Lilly takes a deep breath. “Listen,” she says, “about the appraiser.”
“Oh, Lilly,” her mother says, not looking up from the screen. “Drop the rock, will you?”
“Drop the—?” Lilly frowns. “I mean, sure, but also the rock is our house, Mom. The rock is the place where we live. So if we’re going to lose it, then I want to at least—”
“Contrary to what your father might have you believe, Elisabetta,” Cinta interrupts her, “you are not actually the woman in charge in this house.”
Lilly blinks, feeling briefly like her mother has slapped her. She leans back against the lounge chair, swallowing down a burning sensation that is, she tells herself firmly, definitely not tears. It’s just that she’s tired, maybe. It’s been a crazy couple of days. “Okay,” she says quietly. “Well. Sorry.”

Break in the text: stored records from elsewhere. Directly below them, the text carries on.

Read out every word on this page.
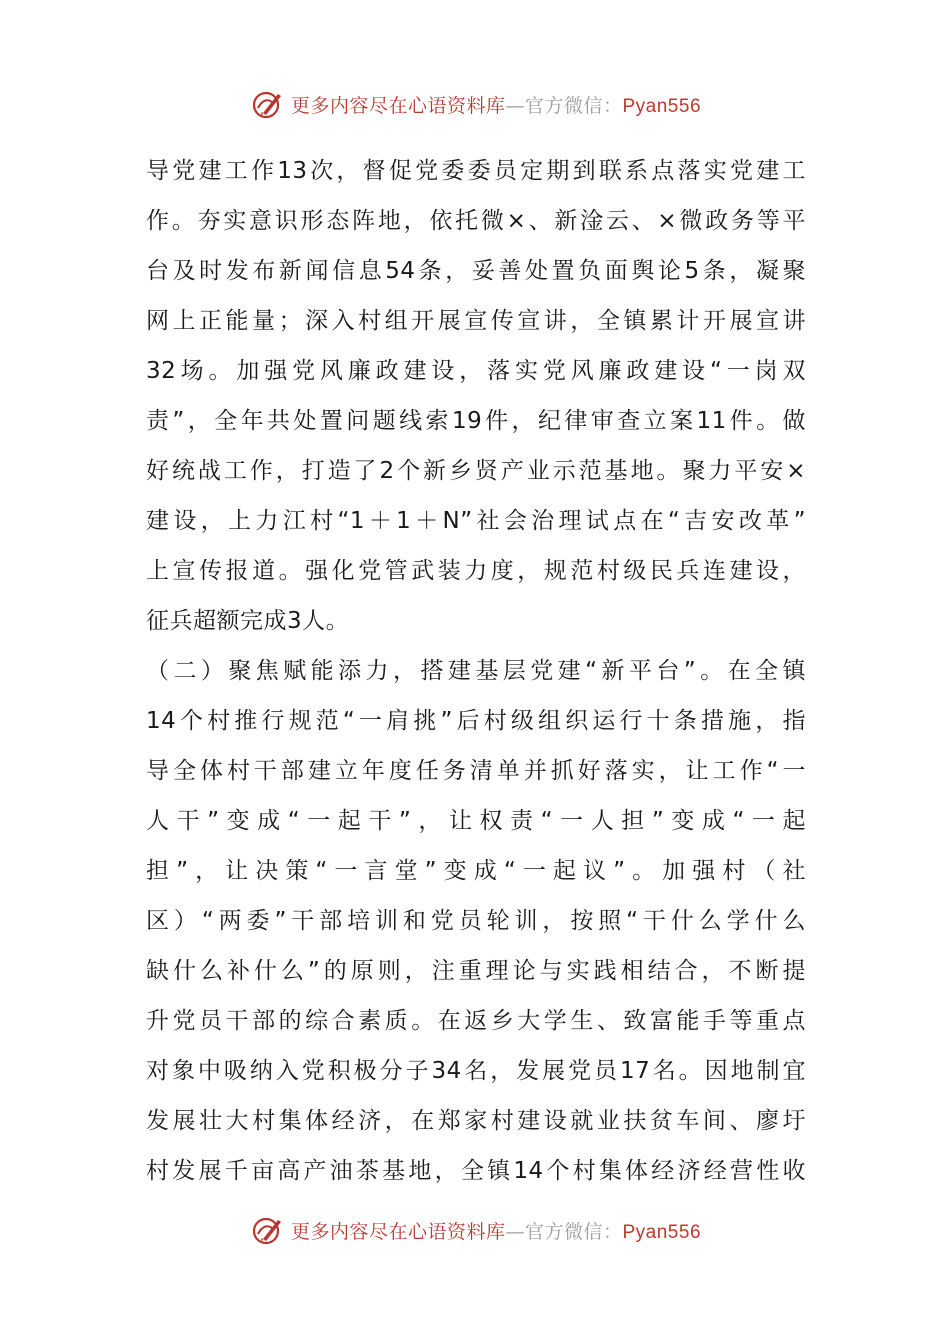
更多内容尽在心语资料库—官方微信：Pyan556
导党建工作13次，督促党委委员定期到联系点落实党建工
作。夯实意识形态阵地，依托微×、新淦云、×微政务等平
台及时发布新闻信息54条，妥善处置负面舆论5条，凝聚
网上正能量；深入村组开展宣传宣讲，全镇累计开展宣讲
32场。加强党风廉政建设，落实党风廉政建设“一岗双
责”，全年共处置问题线索19件，纪律审查立案11件。做
好统战工作，打造了2个新乡贤产业示范基地。聚力平安×
建设，上力江村“1＋1＋N”社会治理试点在“吉安改革”
上宣传报道。强化党管武装力度，规范村级民兵连建设，
征兵超额完成3人。
（二）聚焦赋能添力，搭建基层党建“新平台”。在全镇
14个村推行规范“一肩挑”后村级组织运行十条措施，指
导全体村干部建立年度任务清单并抓好落实，让工作“一
人干”变成“一起干”，让权责“一人担”变成“一起
担”，让决策“一言堂”变成“一起议”。加强村（社
区）“两委”干部培训和党员轮训，按照“干什么学什么
缺什么补什么”的原则，注重理论与实践相结合，不断提
升党员干部的综合素质。在返乡大学生、致富能手等重点
对象中吸纳入党积极分子34名，发展党员17名。因地制宜
发展壮大村集体经济，在郑家村建设就业扶贫车间、廖圩
村发展千亩高产油茶基地，全镇14个村集体经济经营性收
更多内容尽在心语资料库—官方微信：Pyan556
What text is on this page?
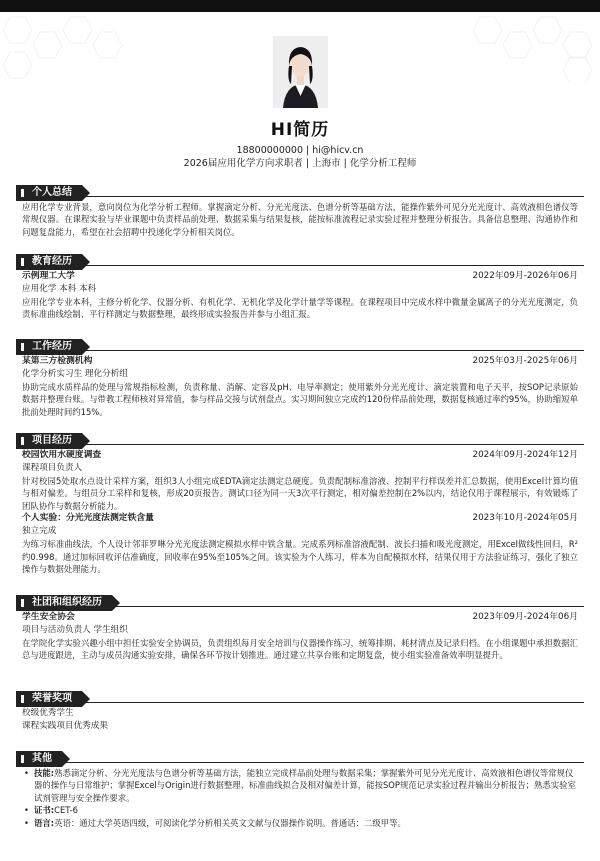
HI简历
18800000000 | hi@hicv.cn
2026届应用化学方向求职者 | 上海市 | 化学分析工程师
个人总结
应用化学专业背景，意向岗位为化学分析工程师。掌握滴定分析、分光光度法、色谱分析等基础方法，能操作紫外可见分光光度计、高效液相色谱仪等常规仪器。在课程实验与毕业课题中负责样品前处理、数据采集与结果复核，能按标准流程记录实验过程并整理分析报告。具备信息整理、沟通协作和问题复盘能力，希望在社会招聘中投递化学分析相关岗位。
教育经历
示例理工大学	2022年09月-2026年06月
应用化学 本科 本科
应用化学专业本科，主修分析化学、仪器分析、有机化学、无机化学及化学计量学等课程。在课程项目中完成水样中微量金属离子的分光光度测定，负责标准曲线绘制、平行样测定与数据整理，最终形成实验报告并参与小组汇报。
工作经历
某第三方检测机构	2025年03月-2025年06月
化学分析实习生 理化分析组
协助完成水质样品的处理与常规指标检测，负责称量、消解、定容及pH、电导率测定；使用紫外分光光度计、滴定装置和电子天平，按SOP记录原始数据并整理台账。与带教工程师核对异常值，参与样品交接与试剂盘点。实习期间独立完成约120份样品前处理，数据复核通过率约95%，协助缩短单批前处理时间约15%。
项目经历
校园饮用水硬度调查	2024年09月-2024年12月
课程项目负责人
针对校园5处取水点设计采样方案，组织3人小组完成EDTA滴定法测定总硬度。负责配制标准溶液、控制平行样误差并汇总数据，使用Excel计算均值与相对偏差。与组员分工采样和复核，形成20页报告。测试口径为同一天3次平行测定，相对偏差控制在2%以内，结论仅用于课程展示，有效锻炼了团队协作与数据分析能力。
个人实验：分光光度法测定铁含量	2023年10月-2024年05月
独立完成
为练习标准曲线法，个人设计邻菲罗啉分光光度法测定模拟水样中铁含量。完成系列标准溶液配制、波长扫描和吸光度测定，用Excel做线性回归，R²约0.998。通过加标回收评估准确度，回收率在95%至105%之间。该实验为个人练习，样本为自配模拟水样，结果仅用于方法验证练习，强化了独立操作与数据处理能力。
社团和组织经历
学生安全协会	2023年09月-2024年06月
项目与活动负责人 学生组织
在学院化学实验兴趣小组中担任实验安全协调员，负责组织每月安全培训与仪器操作练习，统筹排期、耗材清点及记录归档。在小组课题中承担数据汇总与进度跟进，主动与成员沟通实验安排，确保各环节按计划推进。通过建立共享台账和定期复盘，使小组实验准备效率明显提升。
荣誉奖项
校级优秀学生
课程实践项目优秀成果
其他
• 技能:熟悉滴定分析、分光光度法与色谱分析等基础方法，能独立完成样品前处理与数据采集；掌握紫外可见分光光度计、高效液相色谱仪等常规仪器的操作与日常维护；掌握Excel与Origin进行数据整理、标准曲线拟合及相对偏差计算，能按SOP规范记录实验过程并输出分析报告；熟悉实验室试剂管理与安全操作要求。
• 证书:CET-6
• 语言:英语：通过大学英语四级，可阅读化学分析相关英文文献与仪器操作说明。普通话：二级甲等。
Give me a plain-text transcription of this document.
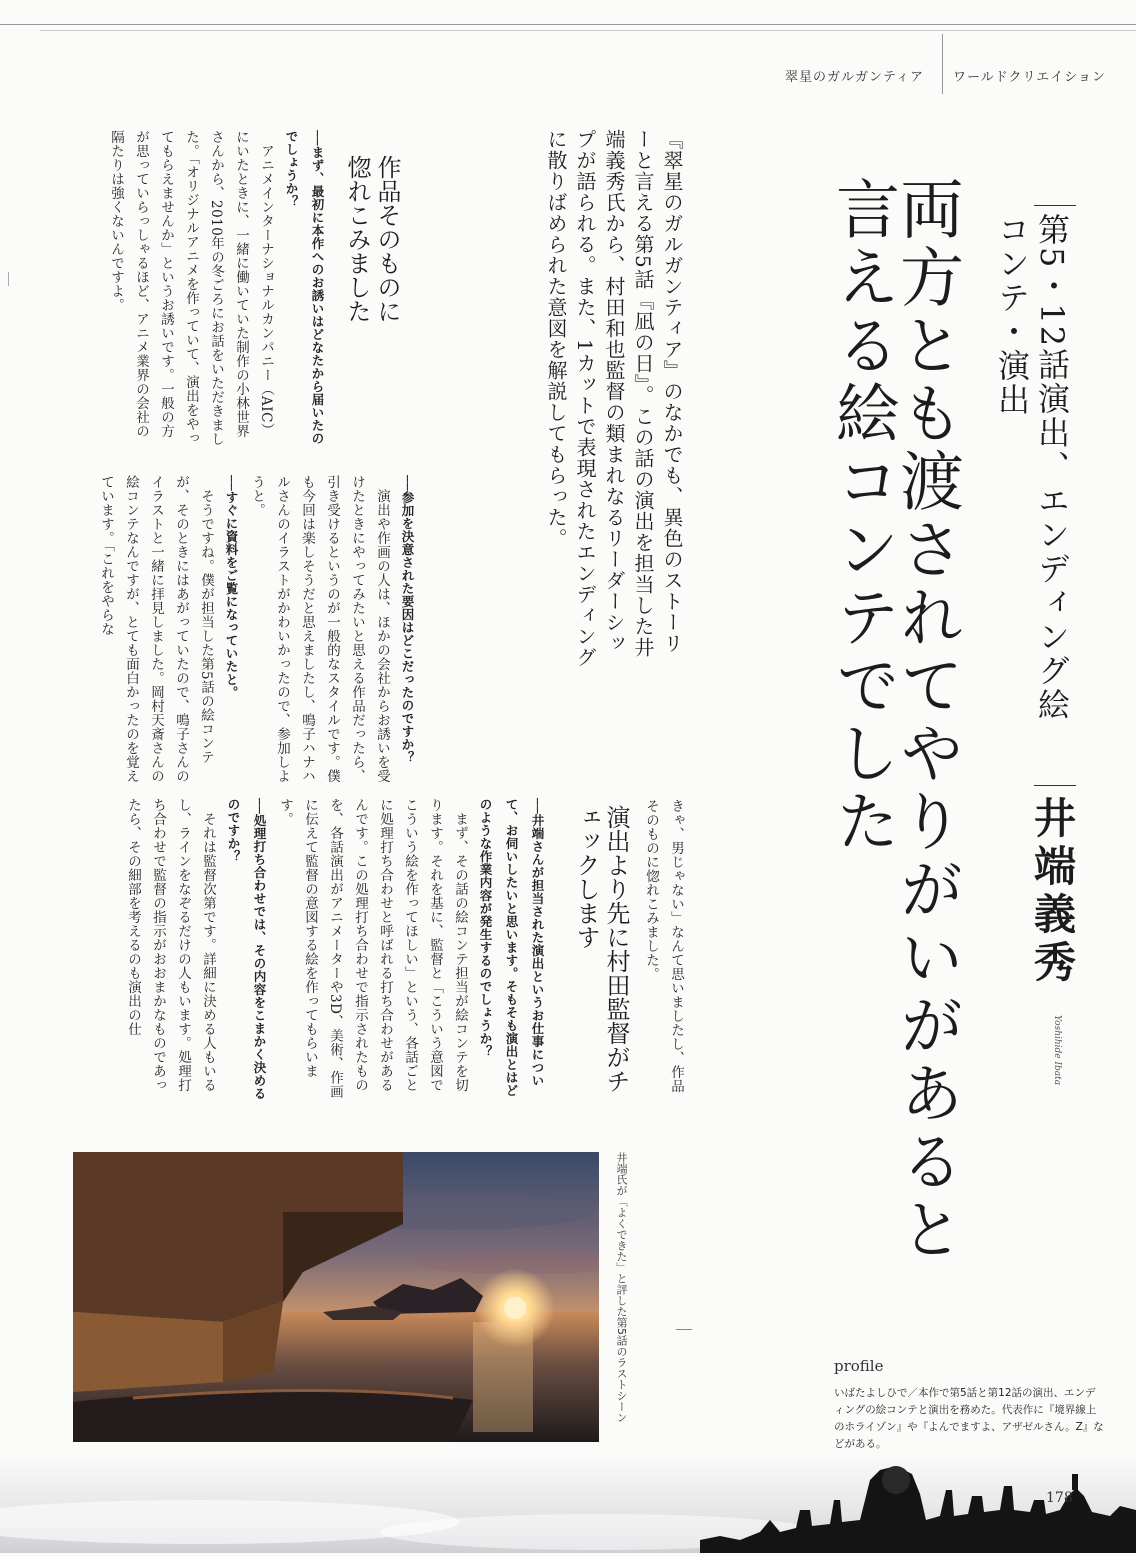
翠星のガルガンティア ワールドクリエイション
第5・12話演出、エンディング絵コンテ・演出
井端義秀
Yoshihide Ibata
両方とも渡されてやりがいがあると言える絵コンテでした
『翠星のガルガンティア』のなかでも、異色のストーリーと言える第5話『凪の日』。この話の演出を担当した井端義秀氏から、村田和也監督の類まれなるリーダーシップが語られる。また、1カットで表現されたエンディングに散りばめられた意図を解説してもらった。
作品そのものに惚れこみました
演出より先に村田監督がチェックします
──まず、最初に本作へのお誘いはどなたから届いたのでしょうか？
　アニメインターナショナルカンパニー（AIC）にいたときに、一緒に働いていた制作の小林世界さんから、2010年の冬ごろにお話をいただきました。「オリジナルアニメを作っていて、演出をやってもらえませんか」というお誘いです。一般の方が思っていらっしゃるほど、アニメ業界の会社の隔たりは強くないんですよ。
──参加を決意された要因はどこだったのですか？
　演出や作画の人は、ほかの会社からお誘いを受けたときにやってみたいと思える作品だったら、引き受けるというのが一般的なスタイルです。僕も今回は楽しそうだと思えましたし、鳴子ハナハルさんのイラストがかわいかったので、参加しようと。
──すぐに資料をご覧になっていたと。
　そうですね。僕が担当した第5話の絵コンテが、そのときにはあがっていたので、鳴子さんのイラストと一緒に拝見しました。岡村天斎さんの絵コンテなんですが、とても面白かったのを覚えています。「これをやらな
きゃ、男じゃない」なんて思いましたし、作品そのものに惚れこみました。
──井端さんが担当された演出というお仕事について、お伺いしたいと思います。そもそも演出とはどのような作業内容が発生するのでしょうか？
　まず、その話の絵コンテ担当が絵コンテを切ります。それを基に、監督と「こういう意図でこういう絵を作ってほしい」という、各話ごとに処理打ち合わせと呼ばれる打ち合わせがあるんです。この処理打ち合わせで指示されたものを、各話演出がアニメーターや3D、美術、作画に伝えて監督の意図する絵を作ってもらいます。
──処理打ち合わせでは、その内容をこまかく決めるのですか？
　それは監督次第です。詳細に決める人もいるし、ラインをなぞるだけの人もいます。処理打ち合わせで監督の指示がおおまかなものであったら、その細部を考えるのも演出の仕
井端氏が「よくできた」と評した第5話のラストシーン	profile
いばたよしひで／本作で第5話と第12話の演出、エンディングの絵コンテと演出を務めた。代表作に『境界線上のホライゾン』や『よんでますよ、アザゼルさん。Z』などがある。
178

“That’s fine,” her mother replies. “I’m glad you could go get your sister.”
“Yeah,” Lilly replies, once she’s sure her voice is steady. “I’m glad I could go get her, too.”
Chapter Thirty
Cinta
They’re going to lose the house, obviously.
Oh, Cinta knows it; of course Cinta knows it. She’s known it for years, somewhere in the back of her brain’s bargain basement: that the money wasn’t coming in like it used to, that there was no way it could possibly last. She grew up eating margarine sandwiches, her pants always two inches short at the ankles. She can smell lack a mile away.